Moreover, this success encouraged the dubious belief that the New Knowledge and technologies could likewise be discovered for improving not just the material world, but people’s minds, will, imaginations, morals, and social institutions as well. These new “human sciences” were claimed to lead to similar improvements, if not utopia, that could create happiness and minimize unhappiness and suffering. Human misery was now believed to spring not from our permanently flawed, human nature and dangerous choices, but from irrational superstitions institutionalized in religion, tradition, and unjust social and political orders.
The next epochal change was the growth and power of secularism––“the growing tendency,” as historian Owen Chadwick defined it, “of mankind to do without religion.” The increasing spread and success of science jump-started secularism, and appropriated the authority of religion, now reduced to a quaint, if not dangerous superstitions.

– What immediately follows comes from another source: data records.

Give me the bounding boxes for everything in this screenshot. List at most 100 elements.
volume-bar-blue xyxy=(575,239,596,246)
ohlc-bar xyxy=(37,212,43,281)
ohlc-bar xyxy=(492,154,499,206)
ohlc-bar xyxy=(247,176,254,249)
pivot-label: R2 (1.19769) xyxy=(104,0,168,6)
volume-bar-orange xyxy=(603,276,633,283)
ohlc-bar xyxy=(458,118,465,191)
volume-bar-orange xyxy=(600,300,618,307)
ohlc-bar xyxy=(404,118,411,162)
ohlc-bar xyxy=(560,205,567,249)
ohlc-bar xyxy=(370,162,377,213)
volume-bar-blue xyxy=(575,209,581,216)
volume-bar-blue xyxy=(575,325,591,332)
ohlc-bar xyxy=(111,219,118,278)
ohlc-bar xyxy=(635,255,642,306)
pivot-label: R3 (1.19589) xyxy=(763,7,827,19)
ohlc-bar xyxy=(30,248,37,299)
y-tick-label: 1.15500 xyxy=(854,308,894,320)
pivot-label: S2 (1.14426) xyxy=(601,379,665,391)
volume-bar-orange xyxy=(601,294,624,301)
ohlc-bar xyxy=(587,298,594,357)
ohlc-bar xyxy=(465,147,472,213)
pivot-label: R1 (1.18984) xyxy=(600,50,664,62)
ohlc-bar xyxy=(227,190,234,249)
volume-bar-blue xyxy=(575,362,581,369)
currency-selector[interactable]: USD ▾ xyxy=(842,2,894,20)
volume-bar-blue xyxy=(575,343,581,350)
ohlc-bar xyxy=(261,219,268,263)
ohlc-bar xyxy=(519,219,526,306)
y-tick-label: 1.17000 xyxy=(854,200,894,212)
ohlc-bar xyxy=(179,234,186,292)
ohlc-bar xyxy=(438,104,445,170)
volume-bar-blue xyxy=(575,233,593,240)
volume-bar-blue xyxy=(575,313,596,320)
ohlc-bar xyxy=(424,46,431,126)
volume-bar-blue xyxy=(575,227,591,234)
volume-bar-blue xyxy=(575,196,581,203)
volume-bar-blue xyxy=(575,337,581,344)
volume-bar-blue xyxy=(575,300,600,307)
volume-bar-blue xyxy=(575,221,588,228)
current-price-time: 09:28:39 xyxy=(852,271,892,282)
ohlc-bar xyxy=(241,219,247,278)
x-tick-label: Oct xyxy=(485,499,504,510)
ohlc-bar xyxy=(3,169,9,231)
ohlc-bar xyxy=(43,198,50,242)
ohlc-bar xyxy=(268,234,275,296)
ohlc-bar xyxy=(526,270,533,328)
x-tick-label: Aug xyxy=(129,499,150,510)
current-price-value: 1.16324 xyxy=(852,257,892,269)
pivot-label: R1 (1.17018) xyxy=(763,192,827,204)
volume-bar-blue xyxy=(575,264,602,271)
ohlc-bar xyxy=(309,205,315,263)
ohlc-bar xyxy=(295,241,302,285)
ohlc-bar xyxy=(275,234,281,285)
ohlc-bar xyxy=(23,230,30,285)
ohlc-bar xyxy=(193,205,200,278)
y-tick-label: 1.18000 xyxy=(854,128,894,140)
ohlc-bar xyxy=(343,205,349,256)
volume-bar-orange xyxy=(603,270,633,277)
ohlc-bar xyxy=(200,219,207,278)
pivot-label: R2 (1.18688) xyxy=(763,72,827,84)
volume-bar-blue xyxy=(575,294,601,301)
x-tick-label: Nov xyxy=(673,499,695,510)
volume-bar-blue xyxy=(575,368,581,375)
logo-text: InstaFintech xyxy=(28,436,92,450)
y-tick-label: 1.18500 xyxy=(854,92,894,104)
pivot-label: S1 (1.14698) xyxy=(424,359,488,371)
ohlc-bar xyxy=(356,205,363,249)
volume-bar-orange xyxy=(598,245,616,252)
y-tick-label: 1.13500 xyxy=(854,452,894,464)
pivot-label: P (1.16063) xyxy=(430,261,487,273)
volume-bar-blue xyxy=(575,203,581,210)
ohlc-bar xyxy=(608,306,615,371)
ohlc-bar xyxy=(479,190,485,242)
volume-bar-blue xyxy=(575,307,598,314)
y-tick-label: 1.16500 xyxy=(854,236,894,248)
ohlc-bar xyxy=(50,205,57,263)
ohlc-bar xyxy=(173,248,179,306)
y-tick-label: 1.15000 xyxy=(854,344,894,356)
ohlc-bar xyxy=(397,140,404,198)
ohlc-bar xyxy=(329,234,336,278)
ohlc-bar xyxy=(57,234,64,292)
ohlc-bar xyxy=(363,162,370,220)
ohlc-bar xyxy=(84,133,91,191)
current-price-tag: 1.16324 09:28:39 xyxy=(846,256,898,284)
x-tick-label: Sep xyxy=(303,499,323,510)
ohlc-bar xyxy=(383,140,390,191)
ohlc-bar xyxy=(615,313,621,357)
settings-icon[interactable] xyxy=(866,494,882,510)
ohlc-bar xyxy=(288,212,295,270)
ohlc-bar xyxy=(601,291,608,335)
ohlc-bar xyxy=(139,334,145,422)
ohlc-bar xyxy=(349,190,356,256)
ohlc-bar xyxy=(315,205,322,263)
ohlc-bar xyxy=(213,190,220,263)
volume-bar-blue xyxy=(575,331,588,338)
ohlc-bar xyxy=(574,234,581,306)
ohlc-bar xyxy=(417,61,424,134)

But the claims that the “human sciences” could function as successfully material science, and provide objective facts and theories about human behavior. But these arrogant claims ignored that human nature lie beyond the “complexity horizon,” which mathematician John Allen Paulos defines as “that limit or edge beyond which social laws, events, and regularity are so complex as to be unfathomanble, seemingly random.”
Thus, teaching students who each have unique experiences, backrounds, and cognitive abilities, cannot be a “science.” The attempt to train teachers with faddish pseudoscientific theories will only end up exposing children to ignorance and political preferences. Likewise, raising children by abstract, “scientific” precepts and theories––which replace traditional wisdom and common sense gleaned from thousands of years of human experience––will also fail, as we have witnesses for decades
Too many of our schools need serious reforms, and too many of our young are not receiving an upbringing that creates responsible adults with moral fortitude. If the FAFO pedagogy can teach kids responsibility for their actions, and that there are consequences to behavior, that will be a good start for ensuring our future.